2015 bargen Wissenschaftler in einem bayerischen Steinbruch einen Flugsaurier. Jetzt fanden sie nach Jahren der Forschung heraus, wie sensationell der Fund wirklich ist.
Während die Dinosaurier die Kontinente beherrschten, waren sie die Könige der Lüfte. In der Zeit von 200 Millionen Jahre bis 65 Millionen Jahre vor unserer Zeit waren Flugsaurier die ersten Wirbeltiere, die sich den Lebensraum über der Erde erschlossen. Die größten unter ihnen erreichten eine Flügelspannweite von zehn Metern, frühe Formen waren deutlich kleiner und maßen nur zwei Meter von Flügelspitze zu Flügelspitze. Ein Team unter der Leitung des Paläontologen Dr. David Hone von der Queen Mary University of London hat nun eine neue Flugsaurierart entdeckt, die als Bindeglied zwischen beiden Gruppen gilt.

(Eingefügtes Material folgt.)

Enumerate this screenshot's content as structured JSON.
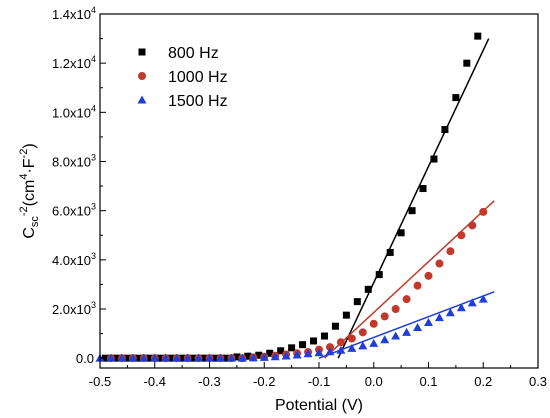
{
  "chart_data": {
    "type": "scatter",
    "title": "",
    "xlabel": "Potential (V)",
    "ylabel": {
      "base": "C",
      "sub": "sc",
      "sup": "-2",
      "open": "(cm",
      "unit_sup": "4",
      "dot": "·F",
      "unit_sup2": "-2",
      "close": ")"
    },
    "xlim": [
      -0.5,
      0.3
    ],
    "ylim": [
      -400,
      14000
    ],
    "x_ticks": [
      {
        "value": -0.5,
        "label": "-0.5"
      },
      {
        "value": -0.4,
        "label": "-0.4"
      },
      {
        "value": -0.3,
        "label": "-0.3"
      },
      {
        "value": -0.2,
        "label": "-0.2"
      },
      {
        "value": -0.1,
        "label": "-0.1"
      },
      {
        "value": 0.0,
        "label": "0.0"
      },
      {
        "value": 0.1,
        "label": "0.1"
      },
      {
        "value": 0.2,
        "label": "0.2"
      },
      {
        "value": 0.3,
        "label": "0.3"
      }
    ],
    "y_ticks": [
      {
        "value": 0,
        "mant": "0.0",
        "exp": ""
      },
      {
        "value": 2000,
        "mant": "2.0x10",
        "exp": "3"
      },
      {
        "value": 4000,
        "mant": "4.0x10",
        "exp": "3"
      },
      {
        "value": 6000,
        "mant": "6.0x10",
        "exp": "3"
      },
      {
        "value": 8000,
        "mant": "8.0x10",
        "exp": "3"
      },
      {
        "value": 10000,
        "mant": "1.0x10",
        "exp": "4"
      },
      {
        "value": 12000,
        "mant": "1.2x10",
        "exp": "4"
      },
      {
        "value": 14000,
        "mant": "1.4x10",
        "exp": "4"
      }
    ],
    "grid": false,
    "legend_position": "top-left",
    "series": [
      {
        "name": "800 Hz",
        "marker": "square",
        "color": "#000000",
        "fit_color": "#000000",
        "fit": [
          [
            -0.065,
            0
          ],
          [
            0.21,
            13000
          ]
        ],
        "x": [
          -0.49,
          -0.47,
          -0.45,
          -0.43,
          -0.41,
          -0.39,
          -0.37,
          -0.35,
          -0.33,
          -0.31,
          -0.29,
          -0.27,
          -0.25,
          -0.23,
          -0.21,
          -0.19,
          -0.17,
          -0.15,
          -0.13,
          -0.11,
          -0.09,
          -0.07,
          -0.05,
          -0.03,
          -0.01,
          0.01,
          0.03,
          0.05,
          0.07,
          0.09,
          0.11,
          0.13,
          0.15,
          0.17,
          0.19
        ],
        "y": [
          0,
          0,
          0,
          0,
          0,
          0,
          0,
          0,
          0,
          0,
          0,
          0,
          50,
          80,
          120,
          200,
          300,
          420,
          550,
          700,
          900,
          1300,
          1750,
          2300,
          2800,
          3400,
          4300,
          5100,
          6000,
          6900,
          8100,
          9300,
          10600,
          12000,
          13100
        ]
      },
      {
        "name": "1000 Hz",
        "marker": "circle",
        "color": "#c0392b",
        "fit_color": "#c0392b",
        "fit": [
          [
            -0.09,
            0
          ],
          [
            0.22,
            6400
          ]
        ],
        "x": [
          -0.48,
          -0.46,
          -0.44,
          -0.42,
          -0.4,
          -0.38,
          -0.36,
          -0.34,
          -0.32,
          -0.3,
          -0.28,
          -0.26,
          -0.24,
          -0.22,
          -0.2,
          -0.18,
          -0.16,
          -0.14,
          -0.12,
          -0.1,
          -0.08,
          -0.06,
          -0.04,
          -0.02,
          0.0,
          0.02,
          0.04,
          0.06,
          0.08,
          0.1,
          0.12,
          0.14,
          0.16,
          0.18,
          0.2
        ],
        "y": [
          0,
          0,
          0,
          0,
          0,
          0,
          0,
          0,
          0,
          0,
          0,
          0,
          0,
          30,
          60,
          100,
          150,
          200,
          250,
          350,
          450,
          650,
          800,
          1050,
          1400,
          1700,
          2000,
          2400,
          2950,
          3350,
          3850,
          4350,
          5000,
          5400,
          5950
        ]
      },
      {
        "name": "1500 Hz",
        "marker": "triangle",
        "color": "#1f3fd8",
        "fit_color": "#1f3fd8",
        "fit": [
          [
            -0.1,
            0
          ],
          [
            0.22,
            2700
          ]
        ],
        "x": [
          -0.5,
          -0.48,
          -0.46,
          -0.44,
          -0.42,
          -0.4,
          -0.38,
          -0.36,
          -0.34,
          -0.32,
          -0.3,
          -0.28,
          -0.26,
          -0.24,
          -0.22,
          -0.2,
          -0.18,
          -0.16,
          -0.14,
          -0.12,
          -0.1,
          -0.08,
          -0.06,
          -0.04,
          -0.02,
          0.0,
          0.02,
          0.04,
          0.06,
          0.08,
          0.1,
          0.12,
          0.14,
          0.16,
          0.18,
          0.2
        ],
        "y": [
          0,
          0,
          0,
          0,
          0,
          0,
          0,
          0,
          0,
          0,
          0,
          0,
          0,
          0,
          10,
          30,
          60,
          90,
          130,
          180,
          220,
          260,
          320,
          400,
          500,
          600,
          750,
          900,
          1050,
          1250,
          1450,
          1650,
          1850,
          2050,
          2250,
          2400
        ]
      }
    ]
  }
}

Der Fund stammt aus dem Steinbruch Schaudiberg nahe Mühlheim in Bayern, bekannt für seine sehr gut erhaltenden Fossilien im weißen Plattenkalk. Dort war er 2015 entdeckt worden. Die Forscher nannten das Tier Skiphosoura bavarica, “Schwertschwanz aus Bayern”, denn es besitzt einen sehr ungewöhnlich kurzen und spitzen Schwanz. Das 147 Millionen Jahre alte Exemplar ist nahezu vollständig, fast jeder einzelne Knochen ist erhalten geblieben und besitzt noch seine dreidimensionale Struktur. Üblicherweise wurden die meisten Flugsaurier-Skelette im Lauf der Jahrmillionen plattgedrückt. Zu Lebzeiten hatte der Flugsaurier eine Flügelspannweite von etwa zwei Metern.
Zweihundert Jahre lang teilten Paläontologen die Flugsaurier in zwei Hauptgruppen ein: die frühen, kleineren Nicht-Pterodaktyloiden und die späteren und viel größeren Pterodaktyloiden. Die frühen Flugsaurier hatten kurze Köpfe auf kurzen Hälsen, eine lange fünfte Zehe an den Füßen und lange Schwänze. Bei den späteren Pterodaktyloiden war es genau umgekehrt: Sie besaßen große Köpfe auf langen Hälsen, eine kurze fünfte Zehe und kurze Schwänze.
Interview Dinosaurier Albersdörfer 10:28
Flugsaurier: das Missing Link aus Bayern
Skiphosoura liegt neben einigen anderen Arten, die in 2010er-Jahren gefunden wurden, zwischen beiden Gruppen. Sie zeigen, wie sich Entwicklung schrittweise von den kleineren Flugsauriern hin zu den späteren Riesenformen vollzogen hat: Zuerst verlängerten sich Hals und Kopf, später schrumpften der Schwanz und die fünfte Zehe. Der “Schwertschwanz aus Bayern” schließt hierbei eine Lücke, ist also ein sogenanntes Missing Link der Evolution.
Für Entdecker David Hone ist es ein unglaublicher Fund: “Er hilft uns dabei, herauszufinden, wie diese erstaunlichen fliegenden Tiere lebten und sich entwickelten.” Dass es sich bei dem Exemplar um ein ganz besonderes handelte, hatte der Präparator Stefan Selzer schon frühzeitig erkannt, schließlich präparierte er bereits 60 Flugsaurier.